January 29, 2013, he moved in. Two days before my birthday. Best birthday present ever!


A week after, once we got Immanuel settled, his dog ‘Supergirl Smoogie’ joined us. She barked like crazy, and I was thinking maybe this wasn’t such a good idea! Turns out, she was actually barking at Daniel – she hadn’t been around adult males much. I’m super attached now, and my lap is her favorite place to sleep!


On the Saturday morning before Easter, I woke up thinking about adopting Immanuel. I wasn’t even sure you could adopt an adult! Turns out you can. The process is simpler in some ways – since he’s over 18, it just takes his and our consent – but there’s also no forms you can fill out, so Daniel had to draft legal letters. On Easter Day, we asked Immanuel if he wanted to be our son. It was one of the happiest days of my life.


Daniel researched and wrote the letters (fortunately, he worked in a law office in his early adult years!)

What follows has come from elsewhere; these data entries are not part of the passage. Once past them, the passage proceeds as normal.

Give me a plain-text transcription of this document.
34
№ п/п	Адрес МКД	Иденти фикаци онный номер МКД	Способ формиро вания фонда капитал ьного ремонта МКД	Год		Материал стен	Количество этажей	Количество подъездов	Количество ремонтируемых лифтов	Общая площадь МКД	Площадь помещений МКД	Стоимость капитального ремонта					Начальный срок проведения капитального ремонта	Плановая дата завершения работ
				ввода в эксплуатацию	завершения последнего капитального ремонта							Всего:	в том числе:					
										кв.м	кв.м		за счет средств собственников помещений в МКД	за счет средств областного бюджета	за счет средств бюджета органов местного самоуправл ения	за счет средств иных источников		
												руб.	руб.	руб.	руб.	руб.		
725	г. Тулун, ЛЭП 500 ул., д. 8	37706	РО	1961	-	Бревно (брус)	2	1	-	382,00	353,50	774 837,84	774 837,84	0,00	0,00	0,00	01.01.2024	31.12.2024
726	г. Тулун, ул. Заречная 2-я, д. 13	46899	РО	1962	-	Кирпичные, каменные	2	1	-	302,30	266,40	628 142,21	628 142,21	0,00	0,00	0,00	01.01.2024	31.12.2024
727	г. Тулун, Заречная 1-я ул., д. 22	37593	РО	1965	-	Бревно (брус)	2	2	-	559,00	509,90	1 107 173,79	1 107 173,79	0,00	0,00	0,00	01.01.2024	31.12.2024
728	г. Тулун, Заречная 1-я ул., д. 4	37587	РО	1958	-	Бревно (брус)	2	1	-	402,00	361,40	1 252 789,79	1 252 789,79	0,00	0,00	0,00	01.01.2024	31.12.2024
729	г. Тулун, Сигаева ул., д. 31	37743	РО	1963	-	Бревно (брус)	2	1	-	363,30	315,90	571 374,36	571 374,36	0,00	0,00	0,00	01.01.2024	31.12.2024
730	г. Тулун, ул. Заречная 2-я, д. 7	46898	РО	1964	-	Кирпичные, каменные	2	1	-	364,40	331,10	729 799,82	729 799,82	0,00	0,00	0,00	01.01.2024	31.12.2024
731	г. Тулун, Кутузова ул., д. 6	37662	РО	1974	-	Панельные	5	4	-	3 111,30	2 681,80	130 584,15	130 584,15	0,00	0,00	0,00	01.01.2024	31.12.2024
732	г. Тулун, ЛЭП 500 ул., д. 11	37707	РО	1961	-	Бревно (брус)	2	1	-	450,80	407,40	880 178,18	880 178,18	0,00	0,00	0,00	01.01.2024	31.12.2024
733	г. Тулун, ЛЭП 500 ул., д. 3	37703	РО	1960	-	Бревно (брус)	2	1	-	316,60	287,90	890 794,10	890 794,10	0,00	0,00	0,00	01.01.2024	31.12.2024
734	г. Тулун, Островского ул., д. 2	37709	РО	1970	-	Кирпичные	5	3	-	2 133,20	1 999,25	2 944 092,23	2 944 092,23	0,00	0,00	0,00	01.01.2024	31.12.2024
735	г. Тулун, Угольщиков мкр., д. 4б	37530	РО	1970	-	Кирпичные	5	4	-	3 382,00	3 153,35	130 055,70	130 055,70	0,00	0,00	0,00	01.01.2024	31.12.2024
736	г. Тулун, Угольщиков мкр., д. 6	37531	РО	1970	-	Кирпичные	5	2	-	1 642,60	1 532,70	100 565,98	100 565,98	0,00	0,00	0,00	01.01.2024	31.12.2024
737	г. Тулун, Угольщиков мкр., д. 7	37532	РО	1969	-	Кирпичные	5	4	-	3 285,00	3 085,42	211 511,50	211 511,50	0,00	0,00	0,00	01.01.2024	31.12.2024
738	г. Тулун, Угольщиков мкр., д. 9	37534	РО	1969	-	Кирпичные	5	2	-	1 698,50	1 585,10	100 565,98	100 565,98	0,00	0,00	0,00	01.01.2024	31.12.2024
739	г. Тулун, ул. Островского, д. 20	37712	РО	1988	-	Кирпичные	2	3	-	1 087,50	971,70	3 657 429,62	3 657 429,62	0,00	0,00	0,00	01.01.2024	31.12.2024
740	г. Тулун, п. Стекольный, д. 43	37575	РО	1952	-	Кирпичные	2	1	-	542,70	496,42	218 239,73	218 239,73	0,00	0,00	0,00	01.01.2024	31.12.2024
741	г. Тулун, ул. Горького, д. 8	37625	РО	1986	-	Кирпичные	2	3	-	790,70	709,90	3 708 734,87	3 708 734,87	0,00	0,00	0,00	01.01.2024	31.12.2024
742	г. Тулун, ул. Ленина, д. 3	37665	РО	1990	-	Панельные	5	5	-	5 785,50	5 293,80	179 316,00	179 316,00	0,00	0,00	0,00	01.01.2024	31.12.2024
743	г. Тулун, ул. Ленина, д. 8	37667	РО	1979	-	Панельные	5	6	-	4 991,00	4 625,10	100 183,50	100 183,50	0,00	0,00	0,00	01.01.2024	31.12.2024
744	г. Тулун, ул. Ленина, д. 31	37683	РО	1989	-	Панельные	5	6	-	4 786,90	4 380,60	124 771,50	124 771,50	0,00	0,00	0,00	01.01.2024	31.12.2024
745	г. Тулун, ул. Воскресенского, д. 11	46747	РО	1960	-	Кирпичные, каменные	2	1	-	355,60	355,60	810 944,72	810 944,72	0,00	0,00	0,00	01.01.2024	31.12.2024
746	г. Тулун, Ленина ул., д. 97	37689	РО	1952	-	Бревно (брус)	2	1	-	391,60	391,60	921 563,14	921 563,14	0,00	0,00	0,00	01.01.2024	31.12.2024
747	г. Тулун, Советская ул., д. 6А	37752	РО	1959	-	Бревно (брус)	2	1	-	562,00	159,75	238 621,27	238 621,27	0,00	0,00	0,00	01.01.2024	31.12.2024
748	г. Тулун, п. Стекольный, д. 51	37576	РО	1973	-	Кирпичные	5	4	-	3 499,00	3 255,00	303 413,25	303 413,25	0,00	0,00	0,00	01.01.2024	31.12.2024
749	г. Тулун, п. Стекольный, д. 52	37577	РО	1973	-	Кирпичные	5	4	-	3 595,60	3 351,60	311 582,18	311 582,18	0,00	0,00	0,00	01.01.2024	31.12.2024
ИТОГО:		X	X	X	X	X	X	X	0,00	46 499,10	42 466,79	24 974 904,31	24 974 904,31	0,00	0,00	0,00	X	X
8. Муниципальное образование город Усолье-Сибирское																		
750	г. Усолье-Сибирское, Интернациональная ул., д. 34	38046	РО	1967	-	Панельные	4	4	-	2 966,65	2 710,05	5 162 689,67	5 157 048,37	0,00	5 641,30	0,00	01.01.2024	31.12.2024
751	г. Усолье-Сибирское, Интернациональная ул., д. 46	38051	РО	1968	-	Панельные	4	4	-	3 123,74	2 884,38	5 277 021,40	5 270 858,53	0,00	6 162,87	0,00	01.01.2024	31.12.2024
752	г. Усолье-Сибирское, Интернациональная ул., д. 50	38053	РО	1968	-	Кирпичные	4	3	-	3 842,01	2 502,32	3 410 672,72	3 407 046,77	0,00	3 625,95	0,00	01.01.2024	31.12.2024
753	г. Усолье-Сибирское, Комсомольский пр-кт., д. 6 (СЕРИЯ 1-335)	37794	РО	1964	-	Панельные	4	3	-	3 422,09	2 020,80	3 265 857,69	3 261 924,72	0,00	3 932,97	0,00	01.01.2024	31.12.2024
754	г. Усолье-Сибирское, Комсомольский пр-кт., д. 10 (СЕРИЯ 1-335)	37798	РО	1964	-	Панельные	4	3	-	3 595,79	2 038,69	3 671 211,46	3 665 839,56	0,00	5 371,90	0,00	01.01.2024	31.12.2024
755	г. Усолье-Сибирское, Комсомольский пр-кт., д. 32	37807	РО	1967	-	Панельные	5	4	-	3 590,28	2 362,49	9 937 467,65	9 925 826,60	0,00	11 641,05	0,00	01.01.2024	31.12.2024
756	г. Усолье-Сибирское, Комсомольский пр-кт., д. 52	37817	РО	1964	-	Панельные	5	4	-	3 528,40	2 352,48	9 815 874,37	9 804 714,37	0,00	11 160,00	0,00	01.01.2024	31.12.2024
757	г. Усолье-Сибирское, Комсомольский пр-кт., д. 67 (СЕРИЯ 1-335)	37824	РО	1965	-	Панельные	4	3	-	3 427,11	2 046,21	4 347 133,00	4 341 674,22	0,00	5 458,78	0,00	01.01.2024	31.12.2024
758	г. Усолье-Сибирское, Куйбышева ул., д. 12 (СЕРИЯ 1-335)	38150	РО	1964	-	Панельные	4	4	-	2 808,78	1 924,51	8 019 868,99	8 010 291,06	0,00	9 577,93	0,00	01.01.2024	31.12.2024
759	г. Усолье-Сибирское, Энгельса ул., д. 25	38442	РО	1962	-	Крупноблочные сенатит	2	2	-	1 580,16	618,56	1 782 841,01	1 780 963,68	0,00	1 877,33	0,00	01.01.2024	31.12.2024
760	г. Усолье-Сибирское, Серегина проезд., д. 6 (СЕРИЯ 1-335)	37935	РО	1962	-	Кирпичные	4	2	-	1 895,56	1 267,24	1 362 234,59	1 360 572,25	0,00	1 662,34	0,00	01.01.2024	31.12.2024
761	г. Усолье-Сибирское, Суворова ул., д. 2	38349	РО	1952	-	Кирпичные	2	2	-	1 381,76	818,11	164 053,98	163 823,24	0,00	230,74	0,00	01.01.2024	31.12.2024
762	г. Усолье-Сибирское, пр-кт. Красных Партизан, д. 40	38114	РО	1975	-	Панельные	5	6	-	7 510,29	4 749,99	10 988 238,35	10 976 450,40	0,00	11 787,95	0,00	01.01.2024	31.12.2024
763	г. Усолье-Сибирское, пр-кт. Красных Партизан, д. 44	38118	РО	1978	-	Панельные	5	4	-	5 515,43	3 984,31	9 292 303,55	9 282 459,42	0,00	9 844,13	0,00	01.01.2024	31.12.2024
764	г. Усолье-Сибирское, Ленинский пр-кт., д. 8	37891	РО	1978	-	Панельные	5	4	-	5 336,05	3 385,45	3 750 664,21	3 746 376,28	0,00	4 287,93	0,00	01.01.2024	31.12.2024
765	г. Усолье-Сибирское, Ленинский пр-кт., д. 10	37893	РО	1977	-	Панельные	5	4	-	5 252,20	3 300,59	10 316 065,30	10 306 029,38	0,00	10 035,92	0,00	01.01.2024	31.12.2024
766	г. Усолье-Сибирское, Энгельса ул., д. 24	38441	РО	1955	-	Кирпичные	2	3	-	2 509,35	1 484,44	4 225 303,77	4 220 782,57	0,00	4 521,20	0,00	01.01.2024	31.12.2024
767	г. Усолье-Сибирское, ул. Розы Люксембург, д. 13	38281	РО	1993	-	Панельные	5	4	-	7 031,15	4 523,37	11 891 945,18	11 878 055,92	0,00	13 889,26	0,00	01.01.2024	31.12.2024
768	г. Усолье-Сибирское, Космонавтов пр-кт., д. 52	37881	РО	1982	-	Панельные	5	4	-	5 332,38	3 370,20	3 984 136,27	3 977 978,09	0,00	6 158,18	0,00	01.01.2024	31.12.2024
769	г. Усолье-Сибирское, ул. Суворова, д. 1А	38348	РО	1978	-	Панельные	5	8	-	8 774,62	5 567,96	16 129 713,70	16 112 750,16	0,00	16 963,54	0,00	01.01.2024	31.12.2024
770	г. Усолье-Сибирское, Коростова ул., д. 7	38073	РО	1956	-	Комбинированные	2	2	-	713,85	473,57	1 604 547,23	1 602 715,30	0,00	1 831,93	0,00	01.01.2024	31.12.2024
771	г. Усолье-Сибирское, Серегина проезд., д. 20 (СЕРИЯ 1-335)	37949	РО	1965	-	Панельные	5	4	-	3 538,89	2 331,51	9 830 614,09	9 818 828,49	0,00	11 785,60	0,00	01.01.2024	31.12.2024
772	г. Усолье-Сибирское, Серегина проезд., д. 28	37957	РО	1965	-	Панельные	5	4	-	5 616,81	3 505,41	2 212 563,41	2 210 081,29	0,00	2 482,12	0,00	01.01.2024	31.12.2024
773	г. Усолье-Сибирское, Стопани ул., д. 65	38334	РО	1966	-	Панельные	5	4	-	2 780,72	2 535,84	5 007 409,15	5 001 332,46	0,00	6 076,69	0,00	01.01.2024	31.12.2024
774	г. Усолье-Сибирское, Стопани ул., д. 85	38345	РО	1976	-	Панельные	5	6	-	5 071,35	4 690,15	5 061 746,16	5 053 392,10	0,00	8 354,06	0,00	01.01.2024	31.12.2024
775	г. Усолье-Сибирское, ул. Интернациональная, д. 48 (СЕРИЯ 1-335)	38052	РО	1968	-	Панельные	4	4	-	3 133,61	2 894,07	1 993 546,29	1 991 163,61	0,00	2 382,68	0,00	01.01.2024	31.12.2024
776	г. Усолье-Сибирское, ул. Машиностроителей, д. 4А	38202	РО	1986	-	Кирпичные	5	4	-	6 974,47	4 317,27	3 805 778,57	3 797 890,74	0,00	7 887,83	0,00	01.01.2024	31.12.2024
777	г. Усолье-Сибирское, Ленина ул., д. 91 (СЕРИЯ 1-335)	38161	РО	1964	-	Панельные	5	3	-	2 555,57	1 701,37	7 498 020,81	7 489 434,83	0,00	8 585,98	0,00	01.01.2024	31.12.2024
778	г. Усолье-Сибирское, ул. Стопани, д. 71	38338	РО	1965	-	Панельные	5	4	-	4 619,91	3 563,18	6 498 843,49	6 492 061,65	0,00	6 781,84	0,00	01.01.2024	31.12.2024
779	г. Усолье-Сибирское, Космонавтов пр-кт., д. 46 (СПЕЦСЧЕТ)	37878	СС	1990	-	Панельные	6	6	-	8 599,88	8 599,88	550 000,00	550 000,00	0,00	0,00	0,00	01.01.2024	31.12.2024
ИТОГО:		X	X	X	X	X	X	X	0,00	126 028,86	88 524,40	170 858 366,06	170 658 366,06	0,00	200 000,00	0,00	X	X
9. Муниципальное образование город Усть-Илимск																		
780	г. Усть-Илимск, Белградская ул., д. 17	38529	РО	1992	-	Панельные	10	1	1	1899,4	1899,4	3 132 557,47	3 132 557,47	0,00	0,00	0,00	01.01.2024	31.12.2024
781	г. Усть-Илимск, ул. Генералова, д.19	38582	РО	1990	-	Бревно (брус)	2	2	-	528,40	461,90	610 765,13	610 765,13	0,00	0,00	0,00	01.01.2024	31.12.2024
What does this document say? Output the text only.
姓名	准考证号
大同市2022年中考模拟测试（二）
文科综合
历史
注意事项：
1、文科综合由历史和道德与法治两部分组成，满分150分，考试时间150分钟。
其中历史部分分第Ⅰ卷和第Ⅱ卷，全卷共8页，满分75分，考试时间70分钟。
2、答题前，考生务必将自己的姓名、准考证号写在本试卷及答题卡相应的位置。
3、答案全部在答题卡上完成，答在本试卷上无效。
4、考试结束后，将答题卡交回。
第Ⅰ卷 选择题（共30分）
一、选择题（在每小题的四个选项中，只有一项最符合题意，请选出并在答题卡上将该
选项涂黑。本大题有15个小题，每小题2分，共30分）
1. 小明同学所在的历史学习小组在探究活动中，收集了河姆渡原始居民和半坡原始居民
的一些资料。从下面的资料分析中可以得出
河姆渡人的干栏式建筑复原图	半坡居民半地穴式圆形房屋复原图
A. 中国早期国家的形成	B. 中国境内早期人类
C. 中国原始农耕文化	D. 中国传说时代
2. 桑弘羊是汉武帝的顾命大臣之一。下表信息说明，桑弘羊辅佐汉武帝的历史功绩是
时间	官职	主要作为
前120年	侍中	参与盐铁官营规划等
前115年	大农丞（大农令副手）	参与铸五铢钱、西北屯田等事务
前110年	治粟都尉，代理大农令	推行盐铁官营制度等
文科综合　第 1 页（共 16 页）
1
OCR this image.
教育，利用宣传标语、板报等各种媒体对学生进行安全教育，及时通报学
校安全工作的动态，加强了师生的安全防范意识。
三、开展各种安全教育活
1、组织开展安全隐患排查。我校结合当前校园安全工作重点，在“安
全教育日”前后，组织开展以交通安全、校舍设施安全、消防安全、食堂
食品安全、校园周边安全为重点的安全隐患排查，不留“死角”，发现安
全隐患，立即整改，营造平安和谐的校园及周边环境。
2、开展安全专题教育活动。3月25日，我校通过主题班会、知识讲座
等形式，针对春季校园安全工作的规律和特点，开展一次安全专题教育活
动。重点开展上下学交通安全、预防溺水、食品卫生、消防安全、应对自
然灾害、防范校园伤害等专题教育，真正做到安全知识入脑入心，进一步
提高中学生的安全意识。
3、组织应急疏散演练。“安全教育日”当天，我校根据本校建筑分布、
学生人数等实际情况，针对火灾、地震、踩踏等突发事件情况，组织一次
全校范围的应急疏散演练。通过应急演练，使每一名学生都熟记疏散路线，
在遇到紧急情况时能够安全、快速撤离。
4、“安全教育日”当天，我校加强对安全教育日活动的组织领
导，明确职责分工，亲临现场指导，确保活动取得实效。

In June, I waited in line at a free legal day at the library to have them look at our paperwork. I got there hours early and was the third person out of five available slots. Within minutes, all the spots were full. Daniel arrived after work to join me. The attorney looked over the letters Daniel drafted, and said they were better than some attorneys’ ones!


Daniel filed the paperwork in late June. We’d been told it could take months to get an appointment with the courts. When Daniel went to file, the first lady was grumpy and not much help. But then her boss sent her on lunch. Another lady stepped in who was amazing. When Daniel asked about how long it would take to get a court date, she offered him one a couple days later! It was too soon for us, but the next date was July 3rd. He took it!


On July 3, 2013, we arrived at the lobby outside the court room totally giddy.


Everyone else was somber and tense – the place was full of people dealing with divorce and custody issues. We tried to contain our excitement at first, and then finally decided forget it. This was a day to celebrate!


The judge was lovely and hugged us at the end. I think she was glad to be overseeing a happy occasion for a change.


As part of the adoption, Immanuel chose to change his full name. He is now officially Immanuel David Martin.


After the ceremony, we went for breakfast at Babs Delta Diner on the water in Suisun, not far from the court house. A very special breakfast on a very special day.


We are going back to Babs again this year to celebrate. We now have a fondness for that area by the water – we always think of it as the place we celebrated Immanuel’s adoption.


What amazes me so much about adopting Immanuel is that out of the billions of people in the world, we got connected with HIM – He is a mini-Daniel and is like me in some ways too. He could have easily been our natural kid. It’s amazing!


People often tell us how awesome we are for adopting him. I know what they mean, but it doesn’t compute in my heart.


I never did this to be a hero.


I think (and often say), but we got Immanuel! (and he’s amazing!) WE are the blessed and honored ones.


We are so grateful for that Thanksgiving Day. We are so grateful for Immanuel.